İş dünyasına seslenen Cumhurbaşkanı Erdoğan, TOBB'un 1 milyon 300 bin üyesinin bulunduğunu, her iş adamının 1 genci işe alabileceğini ifade ederek, "Onu katlayamaz mı? Çeviremez mi onu? İnanın rahatlıkla çevirir. İş dünyasının içinden gelmiyor. Biliyorum, onu çevirdiği anda biz Türkiye'de 1,5 milyon genç işsizi, iş sahibi yaparız. Ondan sonra konuşuyoruz 'bu kadar genç işsizimiz var' diyoruz. Aç böyle bir şeyi, ne olur? Her sene bu şekilde olsa veya iki yılda bir olsa, bu istihdam dünyasında bir reform" diye konuştu.
Bir soru üzerine Erdoğan, Almanya-Hollanda, İngiltere-Fransa maçlarının iptal edildiğini, Türkiye-Yunanistan maçının herhangi bir iptale uğramadan yapılmasının her türlü takdirin üzerinde olduğunu belirterek, konuşmasını şöyle sürdürdü:
"Ancak bakıyorsunuz orada saygı duruşu, ardından istiklal marşlarına geçiliyor.

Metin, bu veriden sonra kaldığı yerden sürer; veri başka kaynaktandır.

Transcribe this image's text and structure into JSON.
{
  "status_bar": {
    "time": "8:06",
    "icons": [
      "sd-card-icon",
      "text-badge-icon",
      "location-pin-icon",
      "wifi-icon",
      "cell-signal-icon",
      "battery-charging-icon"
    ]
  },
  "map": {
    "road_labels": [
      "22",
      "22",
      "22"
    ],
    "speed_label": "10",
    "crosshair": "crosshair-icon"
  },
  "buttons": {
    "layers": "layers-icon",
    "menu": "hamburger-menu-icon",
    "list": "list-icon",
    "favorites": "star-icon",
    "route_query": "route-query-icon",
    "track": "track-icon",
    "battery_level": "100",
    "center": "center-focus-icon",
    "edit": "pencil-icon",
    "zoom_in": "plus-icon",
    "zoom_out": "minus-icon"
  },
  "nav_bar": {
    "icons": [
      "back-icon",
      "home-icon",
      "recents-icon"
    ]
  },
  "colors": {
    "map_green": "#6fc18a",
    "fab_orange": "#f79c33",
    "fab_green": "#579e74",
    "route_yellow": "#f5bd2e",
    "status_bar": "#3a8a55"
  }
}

Orada birkaç yüz olabilir herhalde kendini bilmez ıslıklamaya başlıyor. Bu olacak bir iş değil. Biz bir ülkenin istiklal marşına karşı saygı gösteremeyecek kadar tahammülsüz bir millet değiliz. Bu milletin genlerinde bu yok. Aynı şeyi bize karşı başkaları yapsa biz buna nasıl bakarız? Nedir ya? Dinlersin sakin bir şekilde, olur biter geçer. Kaldı ki, biz farklı bir ortamda bir dostluk maçı yapıyoruz ve bunlar bizim ülkemizde şu anda misafir. Yani Türk milleti misafirine böyle davranmamıştır, davranmaz, kim olursa olsun davranmaz. Bu tür şeylerde asla duygusallığa yer olamaz. Bizim bunları çözmemiz lazım. Bunları çözemez de tahrik etme yoluna gidersek, bu bizim için geleceğe yönelik özlemini duyduğumuz barış dünyasının kurulmasına aksi tesirde olur. Onun için ben Sayın Çipras'a da bunları söyledim. Bu konuda sağ olsun dün Milli Takımımızın Teknik Direktörü Terim'in de güzel açıklamaları vardı. Bu sabah telefon konuşmamda da yine kendisine söyledim; Türkiye'nin duruşu her yerde farklı olmalı. Bizim başka ülkelerle mukayesemiz asla olmamalı. Bunu yanlış buluyorum. Bunu yapanlar da aslında kendileri sadece nefislerini tatmin etmiştir ama bu milletin o tarihi duruşuna saygılı olmaları gerekir diye düşünüyorum."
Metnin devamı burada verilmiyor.